Summary
reversing a judgment that failed to impose interest on a child-support arrearage
Summary of this case from State ex rel. Daw v. DawOpinion
AV92000513.
January 14, 1994.
Appeal from the Circuit Court, Lee County, Robert M. Harper, J.
William Prendergast and Mary E. Pons, Asst. Attys. Gen., for appellant.
No brief for appellee.
This case was before the trial court on a contempt petition alleging nonpayment of child support. The court ordered the father to pay an arrearage in the amount of $9,299.36. The court denied the State's request for post-judgment interest on the past due support.
The State appealed, arguing that post-judgment interest on a child support arrearage is an entitlement pursuant to Ala. Code 1975, § 8-8-10. We agree.

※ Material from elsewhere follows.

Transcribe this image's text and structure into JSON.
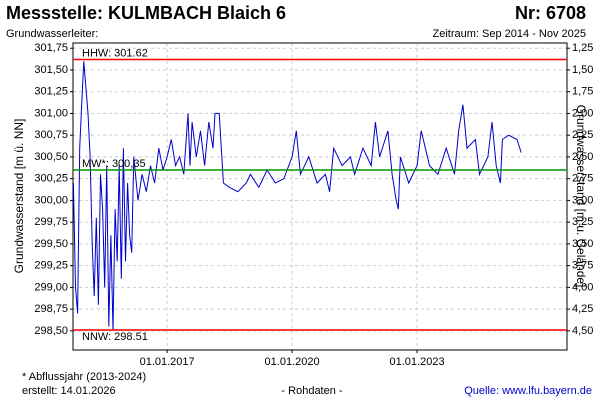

The law in Alabama is clear that an order to pay child support is a final judgment as of the due date and that an arrearage may be collected as any other judgment is collected. Motley v. Motley, 505 So.2d 1228 (Ala.Civ.App. 1986). Further, the failure to impose interest on the arrearage when interest is properly requested is error. McDavid v. McDavid, 627 So.2d 446 (Ala.Civ.App. 1993); Stewart v. Johnson, 401 So.2d 101 (Ala.Civ.App. 1981).
In the present case, the State requested interest on the child support arrearage. The request was properly presented, and the trial court should have imposed interest.
Accordingly, the judgment is reversed, and the cause is remanded with instructions for the trial court to enter an order consistent with this opinion.
REVERSED AND REMANDED WITH INSTRUCTIONS.
ROBERTSON, P.J., and THIGPEN, J., concur.